I have always had a weakness for the slowly building urgency of incoming storms. The first distant smudge in the sky, the incoming wafts of moisture-laden air, and dramatic piling up of clouds are almost better than the rumble and glory of the thunder and lightning itself.

As children, my sister and I had a ritual of tossing our dolls into their small covered prams at the sign of such weather and cantering off around the block – simply to savor the sense of impending disaster with our dependent charges in tow. Never mind that their little plastic (or was it Bakelite?) teeth rattled at our pace. We had to make it home before the storm! And if we did, we launched on another round, disappointed but determined to push the envelope, rushing through the open garage door at the last possible moment before the sky opened.

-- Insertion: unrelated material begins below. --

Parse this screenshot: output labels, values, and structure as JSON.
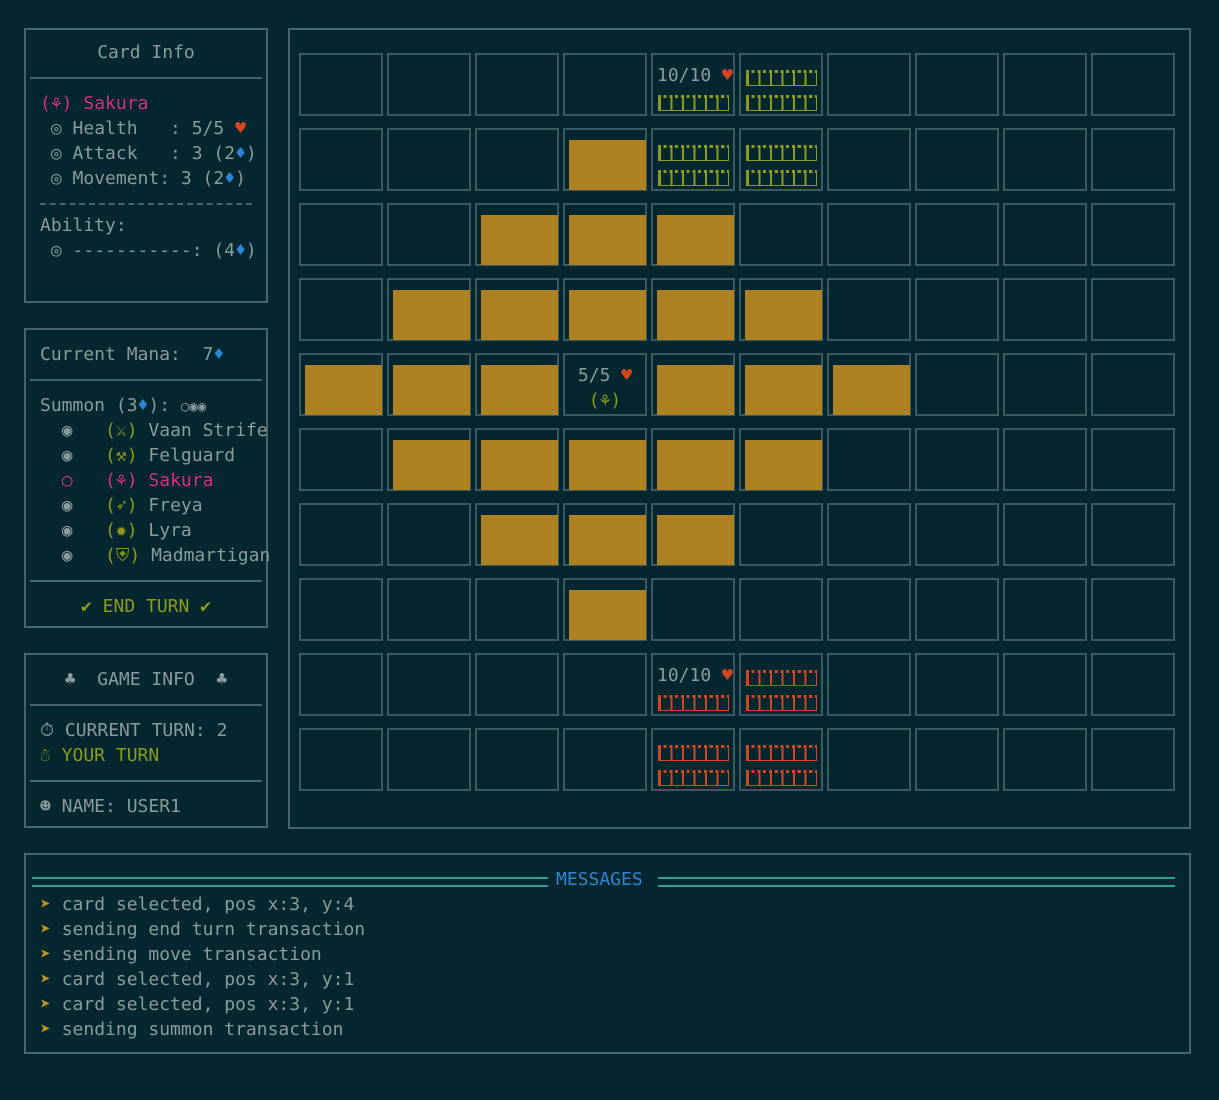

Even today, I feel a pleasant urgency in the forward wake of thunderstorms. On a farm, there is always something to tarp or move to cover. Recently, as a front moved in, I walked (with an appreciative eye to the darkening west) and put lids over the buckets of collected sap – which would be boiled down to maple syrup the next day.

We've lost good sugar water to storms in the past – as well as hay, sometimes raked and cured and ready to bale. That was always disheartening, however spectacular the rogue storm responsible. I'd stand on the wagon pulling bales from the chute as fast as Charlie on the tractor could deliver them, but I never could quite wish a storm away – a delay was all I'd ask. Sometimes the timing would be exquisite – the last windrow scooped up just before a deluge. Oh, that edge! I could almost hear my sister urging me on.

One storm that I never saw coming as I sat ensconced in a movie theater still haunts me. The sound and video flickered, the big roof thrummed, and I realized I was missing it all for an ill-timed entertainment in my cushioned seat and dry clothes. I'd have gladly traded them for an open porch swing and a rain slicker.

The rain did arrive after I'd covered the sap buckets, spread hay in the barn racks for the cows and horses, and even walked to my neighbor's across the hayfield to pick up a document. It was an errand I might have postponed had the weather been more settled. I still like to push the envelope on storms. Yet crisscrossing the field there and back, I suddenly heard the high warblings of sandhill cranes, smelled the thawing earth, and realized: It wasn't just the rain I so keenly anticipated – but spring itself.